Do lado do Ministério do Trabalho, Solidariedade e Segurança Social, liderado por José Vieira da Silva, também “não se vislumbra” qualquer “diminuição das condições de funcionamento da IGF, da IGMTSSS ou do conselho de auditoria”. Foram três as inspecções que a IGMTSSS realizou à Santa Casa desde 2008. Em relação à IGF, o Ministério das Finanças não esclareceu se alguma auditoria existiu desde então.

Salário e acção judicial

O provedor da SCML, Edmundo Martinho, optou por não responder às perguntas colocadas pelo PÚBLICO sobre a nomeação do inspector-geral da IGF, por considerar, segundo a justificação que fez chegar através do seu gabinete de imprensa, que não cabe à Santa Casa pronunciar-se sobre o assunto, pelo facto de o conselho de auditoria ser um “órgão com plena autonomia” e a sua nomeação da “exclusiva responsabilidade de entidades governamentais”.

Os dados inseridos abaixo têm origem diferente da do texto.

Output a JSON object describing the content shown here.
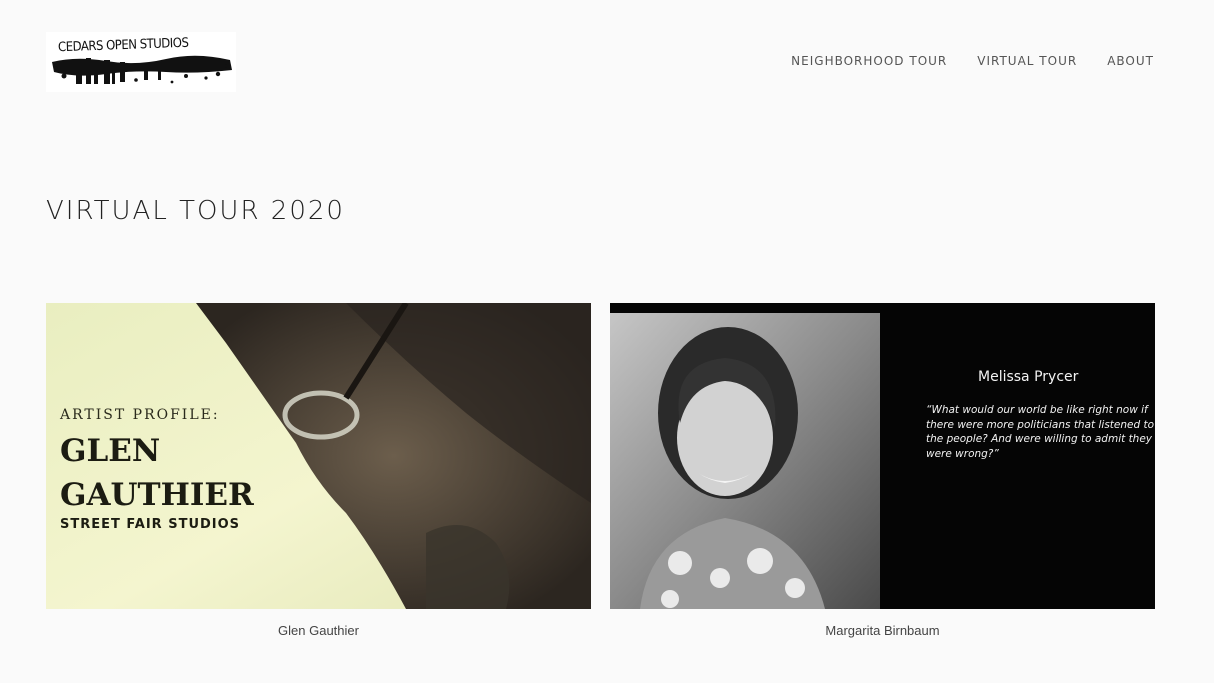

Além do vencimento como inspector-geral da IGF, Vítor Braz é também remunerado pelo cargo na Santa Casa, com um vencimento equivalente a 25% do salário do provedor. Ao PÚBLICO, a SCML confirmou que todos os membros do actual conselho de auditoria auferem as remunerações autorizadas, mas não esclareceu quais são os valores exactos.

Recorde-se que Vítor Braz, quadro da IGF, assumiu funções como inspector-geral a 1 de Janeiro de 2015, quando deixou o lugar de auditor-chefe no Tribunal de Contas. Alguns meses depois de ter sido nomeado, a então ministra das Finanças permitiu que o inspector pudesse receber a remuneração que auferia no Tribunal de Contas, onde antes estava em comissão de serviço.

O despacho foi emitido em Outubro de 2015 já depois das eleições legislativas e autorizava o dirigente a optar pela “remuneração do cargo de origem”, dando seguimento ao que, segundo Maria Luís Albuquerque então referia, Vítor Braz já pedira antes do despacho da nomeação de Janeiro desse ano.

Perante as dúvidas de interpretação que existiam no próprio Ministério das Finanças relativamente àquela possibilidade, o inspector-geral acabaria por não solicitar que lhe fosse aplicado o vencimento igual ao do cargo anterior – o que significa que o salário que recebe desde Janeiro de 2015 enquanto inspector-geral corresponde, assim, ao de inspector-geral e não ao de auditor-chefe do Tribunal de Contas.

Entretanto, quando o actual ministro das Finanças toma posse, pede um parecer à Procuradoria-Geral da República para que o Conselho Consultivo se pronunciasse sobre algumas questões relativas ao estatuto remuneratório do pessoal dirigente. E a conclusão viria a confirmar o entendimento do Ministério das Finanças, divergente do de Vítor Braz. Um diferendo que ainda não está terminado. O inspector-geral decidiu avançar com uma acção judicial para lhe ser reconhecida a remuneração do cargo de auditor-chefe do Tribunal de Contas. Para já ainda não há uma decisão.